Brasilia se construyó con la firme voluntad de ser el escaparate del país hacia el

exterior, pero pocas son las empresas que tienen su sede en la ciudad, y los

grandes periódicos internacionales prefieren enviar muy a menudo sus

corresponsales a Río o a São Paulo. Del mismo modo las infraestructuras y las vías

de comunicación se están quedando demasiado pequeñas.
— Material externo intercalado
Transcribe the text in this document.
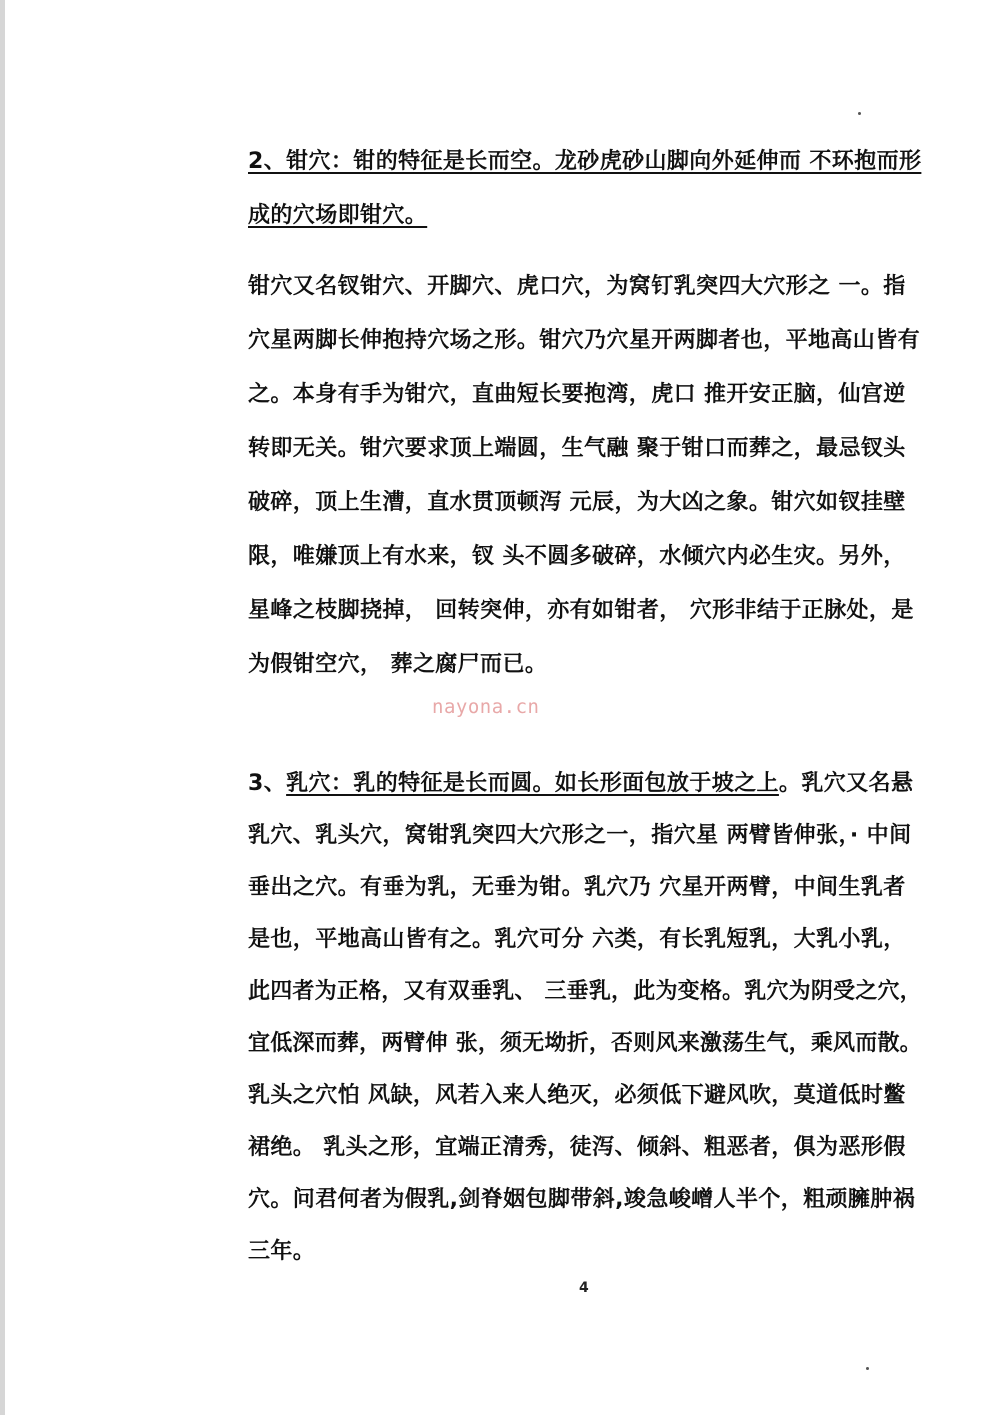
2、钳穴：钳的特征是长而空。龙砂虎砂山脚向外延伸而 不环抱而形
成的穴场即钳穴。
钳穴又名钗钳穴、开脚穴、虎口穴，为窝钉乳突四大穴形之 一。指
穴星两脚长伸抱持穴场之形。钳穴乃穴星开两脚者也，平地高山皆有
之。本身有手为钳穴，直曲短长要抱湾，虎口 推开安正脑，仙宫逆
转即无关。钳穴要求顶上端圆，生气融 聚于钳口而葬之，最忌钗头
破碎，顶上生漕，直水贯顶顿泻 元辰，为大凶之象。钳穴如钗挂壁
限，唯嫌顶上有水来，钗 头不圆多破碎，水倾穴内必生灾。另外，
星峰之枝脚挠掉， 回转突伸，亦有如钳者， 穴形非结于正脉处，是
为假钳空穴， 葬之腐尸而已。
nayona.cn
3、乳穴：乳的特征是长而圆。如长形面包放于坡之上。乳穴又名悬
乳穴、乳头穴，窝钳乳突四大穴形之一，指穴星 两臂皆伸张，· 中间
垂出之穴。有垂为乳，无垂为钳。乳穴乃 穴星开两臂，中间生乳者
是也，平地高山皆有之。乳穴可分 六类，有长乳短乳，大乳小乳，
此四者为正格，又有双垂乳、 三垂乳，此为变格。乳穴为阴受之穴，
宜低深而葬，两臂伸 张，须无坳折，否则风来激荡生气，乘风而散。
乳头之穴怕 风缺，风若入来人绝灭，必须低下避风吹，莫道低时鳖
裙绝。 乳头之形，宜端正清秀，徒泻、倾斜、粗恶者，俱为恶形假
穴。问君何者为假乳,剑脊姻包脚带斜,竣急峻嶒人半个，粗顽臃肿祸
三年。
4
Para cualquier capital,

no tener vuelos directos internacionales como ocurre en Brasilia, limita gravemente

el grado de apertura mundial.

La ciudad fue declarada patrimonio de la Humanidad por la UNESCO en 1987 ya

que consideró que respondía a los criterios 1 y 4 y representaba “un ejemplo del

genio creador humano” y “simbolizaba con su construcción y conjunto arquitectónico

un período significativo de la historia de la humanidad”. Como decía al principio, las

grandes ciudades han sobrevivido, han aprendido y se han reformado. Brasilia es

una ciudad joven y tiene tiempo pero al ritmo que gira el mundo en la actualidad,

deberá aprender, sobrevivir y sobretodo reformarse en consecuencia. A menudo es

conveniente ir renovando los sueños para no quedarse dormido, porque aunque

parezca una tontería, las islas son bonitas, pero son islas.